A questa primo incontro con il Signore non è presente Tommaso, quell'apostolo coraggioso che aveva detto “andiamo anche noi a morire con lui!” quando Gesù era voluto tornare in Giudea per risvegliare Lazzaro dalla morte ma che poi, come tutti, lo aveva abbandonato. Gli altri discepoli gli dicono di aver visto il Signore risorto ma resta incredulo, non gli basta saperlo, ha bisogno di un'esperienza più personale. Così otto giorni dopo, secondo quel ritmo domenicale che da duemila anni scandisce la vita della comunità cristiana, Gesù viene, si ferma in mezzo e dona la sua pace. Poi si rivolge a Tommaso e, senza rimproveri, si china sulla sua difficoltà: guardami! toccami! Gesù si offre ancora nel suo corpo, ferito e risorto, come luogo dove ritrovare e riconoscere il suo amore smisurato. E Tommaso, attraverso le piaghe di Gesù, entra nel cuore di Dio e fa la professione di fede più compiuta: Mio Signore e mio Dio! Non solo crede alla resurrezione di Gesù ma ne riconosce la divinità.

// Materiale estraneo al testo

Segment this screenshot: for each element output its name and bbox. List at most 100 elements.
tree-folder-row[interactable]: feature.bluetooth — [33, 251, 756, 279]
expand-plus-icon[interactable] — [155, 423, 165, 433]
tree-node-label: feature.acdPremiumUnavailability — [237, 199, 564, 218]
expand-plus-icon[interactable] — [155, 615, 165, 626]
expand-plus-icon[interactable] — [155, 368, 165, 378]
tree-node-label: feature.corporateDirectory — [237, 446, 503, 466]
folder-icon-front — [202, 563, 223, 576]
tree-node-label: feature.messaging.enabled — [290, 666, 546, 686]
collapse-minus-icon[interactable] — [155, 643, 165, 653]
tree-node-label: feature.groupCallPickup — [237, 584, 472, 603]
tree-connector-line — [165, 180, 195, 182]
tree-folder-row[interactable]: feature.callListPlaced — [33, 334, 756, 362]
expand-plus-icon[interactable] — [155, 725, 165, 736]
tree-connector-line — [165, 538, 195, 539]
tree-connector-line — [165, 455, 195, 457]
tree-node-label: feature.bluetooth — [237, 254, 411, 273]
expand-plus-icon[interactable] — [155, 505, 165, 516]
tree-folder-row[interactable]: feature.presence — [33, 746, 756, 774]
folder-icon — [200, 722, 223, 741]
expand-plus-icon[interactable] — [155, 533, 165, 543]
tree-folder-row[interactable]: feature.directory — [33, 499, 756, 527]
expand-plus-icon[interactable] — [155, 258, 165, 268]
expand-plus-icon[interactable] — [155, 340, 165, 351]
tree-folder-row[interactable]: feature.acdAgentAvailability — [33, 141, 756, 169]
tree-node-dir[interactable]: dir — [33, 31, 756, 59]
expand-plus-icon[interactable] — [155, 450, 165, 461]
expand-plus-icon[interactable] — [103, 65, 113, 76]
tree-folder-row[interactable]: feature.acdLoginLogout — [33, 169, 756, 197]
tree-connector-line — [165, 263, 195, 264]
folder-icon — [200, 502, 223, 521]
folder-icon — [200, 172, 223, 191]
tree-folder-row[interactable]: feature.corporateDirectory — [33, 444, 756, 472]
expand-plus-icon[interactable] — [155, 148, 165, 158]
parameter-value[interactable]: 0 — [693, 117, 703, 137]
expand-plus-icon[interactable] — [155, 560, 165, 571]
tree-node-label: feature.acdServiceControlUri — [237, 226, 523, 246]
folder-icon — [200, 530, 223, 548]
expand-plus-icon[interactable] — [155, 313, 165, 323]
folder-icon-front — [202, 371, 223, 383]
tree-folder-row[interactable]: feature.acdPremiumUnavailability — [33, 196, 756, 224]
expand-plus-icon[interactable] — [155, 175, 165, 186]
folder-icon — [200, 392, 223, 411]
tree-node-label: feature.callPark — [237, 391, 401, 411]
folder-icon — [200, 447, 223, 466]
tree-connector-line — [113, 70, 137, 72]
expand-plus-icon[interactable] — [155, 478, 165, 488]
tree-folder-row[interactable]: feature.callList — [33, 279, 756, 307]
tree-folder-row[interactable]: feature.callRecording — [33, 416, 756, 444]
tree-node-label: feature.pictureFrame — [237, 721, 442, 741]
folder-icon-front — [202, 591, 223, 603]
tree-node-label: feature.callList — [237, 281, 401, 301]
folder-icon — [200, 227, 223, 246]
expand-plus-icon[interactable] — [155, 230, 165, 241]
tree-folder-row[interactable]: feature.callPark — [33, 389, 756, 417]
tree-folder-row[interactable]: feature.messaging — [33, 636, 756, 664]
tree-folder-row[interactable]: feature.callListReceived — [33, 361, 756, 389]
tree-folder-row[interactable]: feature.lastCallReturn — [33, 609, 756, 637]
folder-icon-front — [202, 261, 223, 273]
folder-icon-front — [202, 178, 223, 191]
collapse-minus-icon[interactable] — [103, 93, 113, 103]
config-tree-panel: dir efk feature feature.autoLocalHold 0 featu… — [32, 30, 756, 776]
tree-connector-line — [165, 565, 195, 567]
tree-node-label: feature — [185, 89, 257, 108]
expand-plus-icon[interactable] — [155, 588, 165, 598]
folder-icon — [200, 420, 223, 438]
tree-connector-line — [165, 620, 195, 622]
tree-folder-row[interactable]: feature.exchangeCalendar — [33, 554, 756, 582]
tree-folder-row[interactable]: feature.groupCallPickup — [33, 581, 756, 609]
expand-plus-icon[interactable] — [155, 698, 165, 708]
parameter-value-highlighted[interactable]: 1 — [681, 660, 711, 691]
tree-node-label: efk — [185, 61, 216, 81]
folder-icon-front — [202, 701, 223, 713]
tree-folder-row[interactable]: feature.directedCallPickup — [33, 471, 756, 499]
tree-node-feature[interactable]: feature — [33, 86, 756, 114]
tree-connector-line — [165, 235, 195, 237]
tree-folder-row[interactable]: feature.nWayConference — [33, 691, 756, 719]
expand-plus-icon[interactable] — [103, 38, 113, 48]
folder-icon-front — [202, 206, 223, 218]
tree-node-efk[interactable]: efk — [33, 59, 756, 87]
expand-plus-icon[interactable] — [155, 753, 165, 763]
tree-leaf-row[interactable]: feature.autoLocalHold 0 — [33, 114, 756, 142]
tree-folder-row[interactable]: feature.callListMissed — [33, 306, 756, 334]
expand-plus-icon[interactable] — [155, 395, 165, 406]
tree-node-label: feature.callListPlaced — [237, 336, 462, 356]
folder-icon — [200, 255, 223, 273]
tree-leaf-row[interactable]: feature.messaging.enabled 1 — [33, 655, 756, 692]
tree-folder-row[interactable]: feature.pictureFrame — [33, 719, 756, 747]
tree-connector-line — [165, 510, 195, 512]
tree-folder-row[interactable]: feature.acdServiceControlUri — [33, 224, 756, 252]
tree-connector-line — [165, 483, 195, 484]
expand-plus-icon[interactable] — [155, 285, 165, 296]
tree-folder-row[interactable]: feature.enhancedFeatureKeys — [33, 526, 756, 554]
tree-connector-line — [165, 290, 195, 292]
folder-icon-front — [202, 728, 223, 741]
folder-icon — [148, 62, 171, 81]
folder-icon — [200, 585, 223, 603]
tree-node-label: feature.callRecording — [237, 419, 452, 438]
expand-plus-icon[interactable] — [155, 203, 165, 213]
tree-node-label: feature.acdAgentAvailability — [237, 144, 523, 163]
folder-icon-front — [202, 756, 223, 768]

Non un Dio lontano ma il mio Signore e mio Dio, il Dio vicino alla mia vita, alla mia umanità.

Tommaso riscuote una certa simpatia proprio per i suoi dubbi, perché ci ricorda la fatica della fede che facciamo tutti. Il suo è un cammino un po' più faticoso, arriva per ultimo ma arriva con grande profondità. Grazie a questo discepolo più ostinato noi possiamo contemplare la pazienza e l'accoglienza che il Signore ci riserva quando siamo incerti o titubanti nella fede.

Un altro regalo ci fa Tommaso, nel provocare le parole di Gesù sulla beatitudine del non vedere e poter credere ugualmente. Infatti non tutti avremmo potuto vedere ma tutti possiamo ascoltare la Parola. Al posto della visione abbiamo la testimonianza di chi ha veduto e ha scritto il Vangelo perché possiamo credere che Gesù è il Cristo, il Figlio di Dio e avere vita in Lui.